O estágio quatro é a depressão. É quando as coisas não têm mais graça nenhuma, e a pessoa deixa de lado as atividades e o contato social porque não vê mais motivo nenhum que a leve a seguir em frente. A pessoa é “nocauteada” pelo fato, e não encontra forças para se levantar.

 

O estágio cinco é a aceitação. É quando nos vemos inseridos nessa nova realidade, e não tentamos lutar contra ela nem nos martirizar por causa dela, mas encontramos caminhos para seguir em frente apesar e por meio dela. É o acordar num dia de sol depois de semanas de chuva e tempo frio. É o varrer a sujeira para fora, trocar as flores da sala e fazer um bolo bem gostoso para esperar a visita.

 

Não, eu não cheguei no estágio cinco ainda. Acho lindo que exista a possibilidade de talvez um dia encontrar uma coisa positiva no meu divórcio, mas tenho que confessar que no momento me sinto mais indignada e furiosa do que qualquer outra coisa.

 

Por exemplo, eu tenho raiva de mim mesma, antes de tudo, de ter deixado as coisas chegarem no ponto em que chegaram, e de não ter confrontado o ex marido sobre o fato de que não conversávamos mais, não nos olhávamos mais, sequer nos tocávamos.Tenho raiva de estar triste por causa dele, e por lembrar dele o tempo inteiro.
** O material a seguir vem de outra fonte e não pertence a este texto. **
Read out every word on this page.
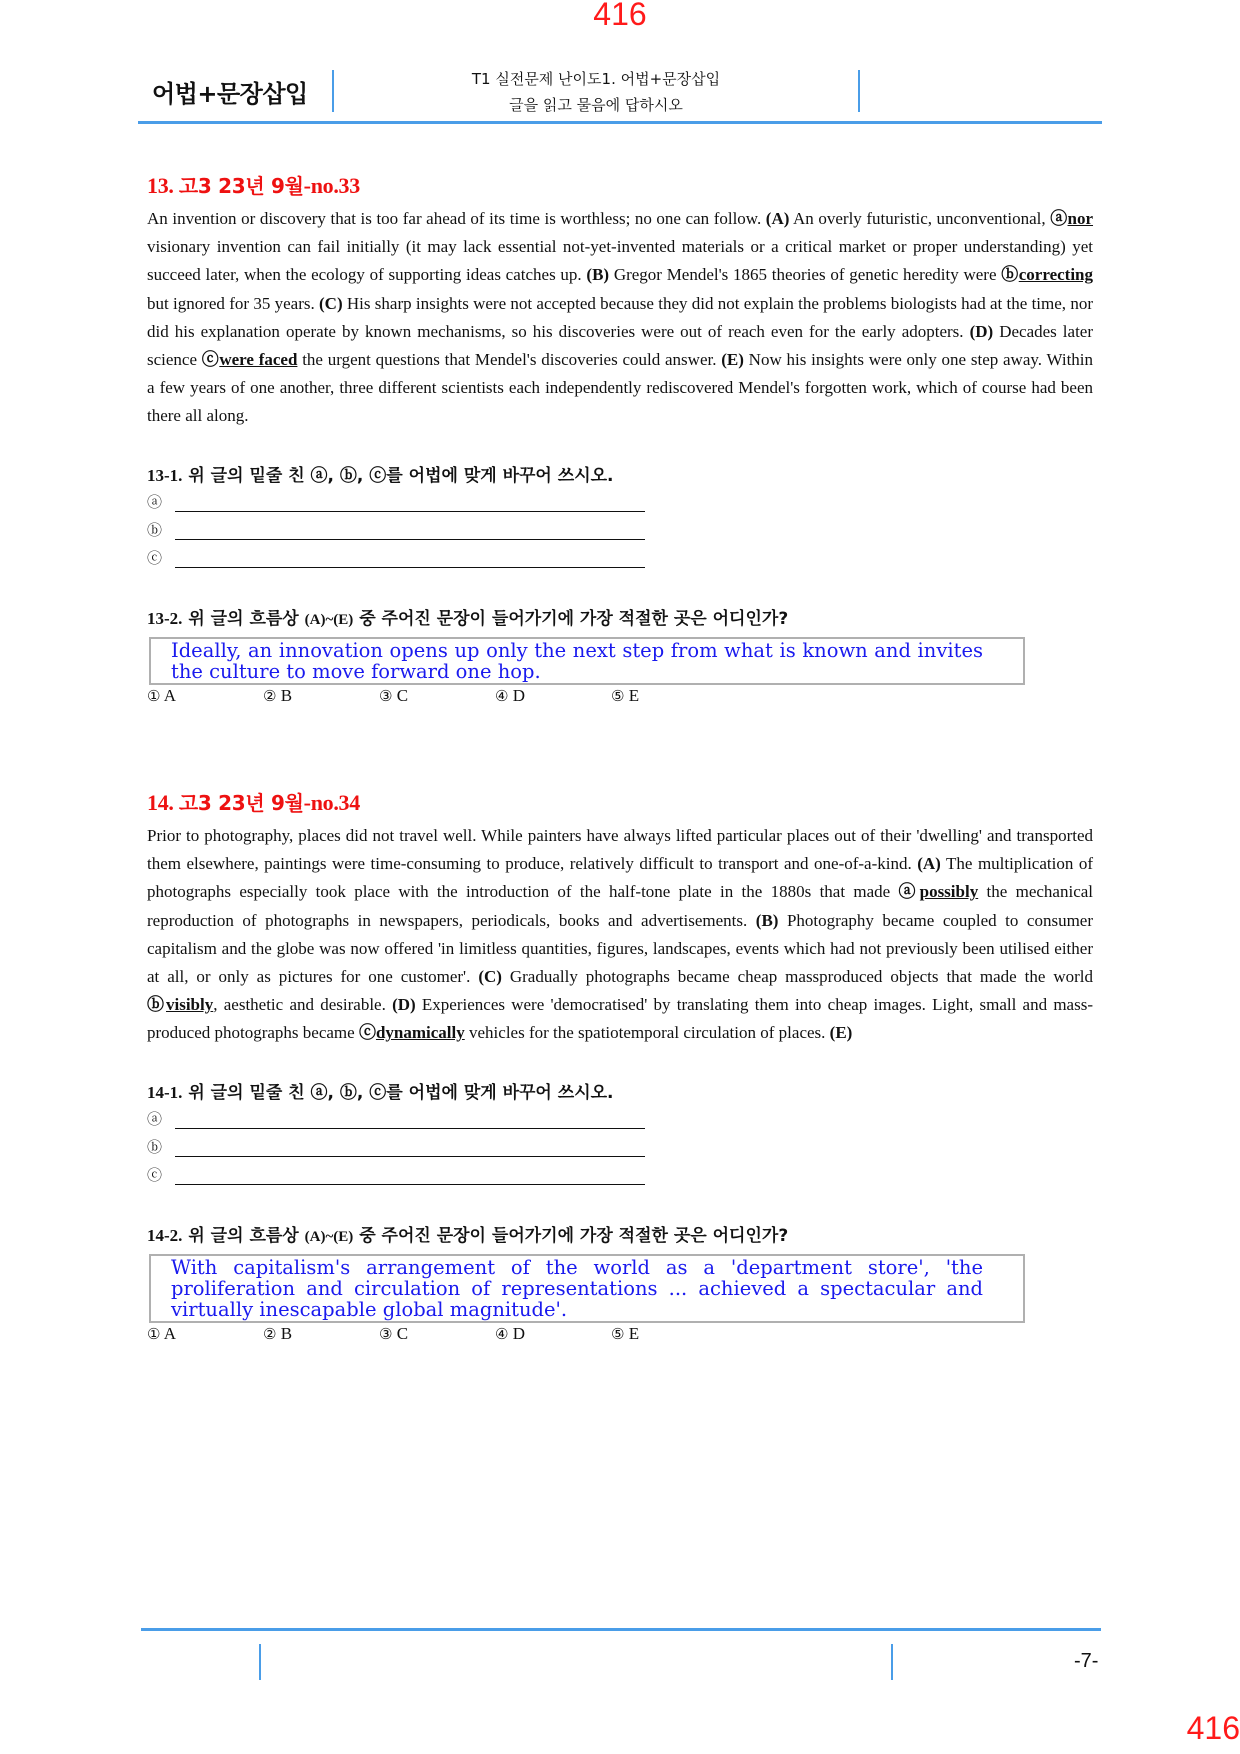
416
어법+문장삽입
T1 실전문제 난이도1. 어법+문장삽입
글을 읽고 물음에 답하시오
13. 고3 23년 9월-no.33

An invention or discovery that is too far ahead of its time is worthless; no one can follow. (A) An overly futuristic, unconventional, ⓐnor visionary invention can fail initially (it may lack essential not-yet-invented materials or a critical market or proper understanding) yet succeed later, when the ecology of supporting ideas catches up. (B) Gregor Mendel's 1865 theories of genetic heredity were ⓑcorrecting but ignored for 35 years. (C) His sharp insights were not accepted because they did not explain the problems biologists had at the time, nor did his explanation operate by known mechanisms, so his discoveries were out of reach even for the early adopters. (D) Decades later science ⓒwere faced the urgent questions that Mendel's discoveries could answer. (E) Now his insights were only one step away. Within a few years of one another, three different scientists each independently rediscovered Mendel's forgotten work, which of course had been there all along.

13-1. 위 글의 밑줄 친 ⓐ, ⓑ, ⓒ를 어법에 맞게 바꾸어 쓰시오.

ⓐ
ⓑ
ⓒ

13-2. 위 글의 흐름상 (A)~(E) 중 주어진 문장이 들어가기에 가장 적절한 곳은 어디인가?

Ideally, an innovation opens up only the next step from what is known and invites the culture to move forward one hop.
① A	② B	③ C	④ D	⑤ E
14. 고3 23년 9월-no.34

Prior to photography, places did not travel well. While painters have always lifted particular places out of their 'dwelling' and transported them elsewhere, paintings were time-consuming to produce, relatively difficult to transport and one-of-a-kind. (A) The multiplication of photographs especially took place with the introduction of the half-tone plate in the 1880s that made ⓐpossibly the mechanical reproduction of photographs in newspapers, periodicals, books and advertisements. (B) Photography became coupled to consumer capitalism and the globe was now offered 'in limitless quantities, figures, landscapes, events which had not previously been utilised either at all, or only as pictures for one customer'. (C) Gradually photographs became cheap massproduced objects that made the world ⓑvisibly, aesthetic and desirable. (D) Experiences were 'democratised' by translating them into cheap images. Light, small and mass-produced photographs became ⓒdynamically vehicles for the spatiotemporal circulation of places. (E)

14-1. 위 글의 밑줄 친 ⓐ, ⓑ, ⓒ를 어법에 맞게 바꾸어 쓰시오.

ⓐ
ⓑ
ⓒ

14-2. 위 글의 흐름상 (A)~(E) 중 주어진 문장이 들어가기에 가장 적절한 곳은 어디인가?

With capitalism's arrangement of the world as a 'department store', 'the proliferation and circulation of representations ... achieved a spectacular and virtually inescapable global magnitude'.
① A	② B	③ C	④ D	⑤ E
-7-
416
Tenho raiva de mim mesma, principalmente por sentir a falta dele, e querer, a todo momento, pegar o telefone e ligar para conversar com ele, para ouvir a voz dele, e saber a opinião dele sobre as decisões que tenho que tomar. (também por isso eu tenho raiva, porque não preciso mais saber a opinião dele a respeito das coisas).

 

Tenho raiva dele, muita raiva, e vontade de encontrar com ele só pra poder socar a cara dele. Tenho raiva da decisão que ele tomou, e de ter sido um covarde de terminar comigo, porque ele poderia ter conversado, me explicado as suas razões, e a gente poderia tentar salvar o casamento. Tenho raiva porque ele deixou de me amar, e eu não percebi. Tenho raiva porque ele sentiu que as coisas não estavam indo bem, mas ainda assim preferiu fechar os olhos, e deixar tudo morrer. Tenho raiva de todas as vezes em que ele se jogou no trabalho quando eu dizia que queria conversar, e que estava com saudades, e que organizava um jantar só para nós. 

 

Tenho raiva por todos os planos que tive que matar por causa dele. Tenho raiva de ter esperado para engravidar “quando fosse o momento certo”, nas palavras dele, e de não ter feito o que eu tinha vontade. Tenho muita, muita raiva porque abri mão de tanta coisa por causa dele, e mais raiva ainda porque me fechei para o mundo nesses oito anos, e acabei criando uma muralha tão alta que mesmo de dentro dela vai ser difícil de derrubar.

 

Tenho muita raiva dos amigos que chegam para mim para dizer que vai ser melhor assim, e que eu vou superar essa: como é que eles sabem que eu vou superar essa? E como é que ficar sofrendo e morrendo por dentro é melhor? 

 

Tenho raiva desse clima todo de amor e todas essas pessoas se beijando e se abrançando e sendo felizes pela rua enquanto eu estou sofrendo e morrendo por dentro. Será que não dá pro mundo ser um pouco mais sensível, não? E, claro, tenho muita, mas muita raiva de que daqui a pouco é dia dos namorados, só pra me lembrar, de mais uma forma maligna, de que eu estou sozinha, separada, abandonada.

 

Sério, muita raiva.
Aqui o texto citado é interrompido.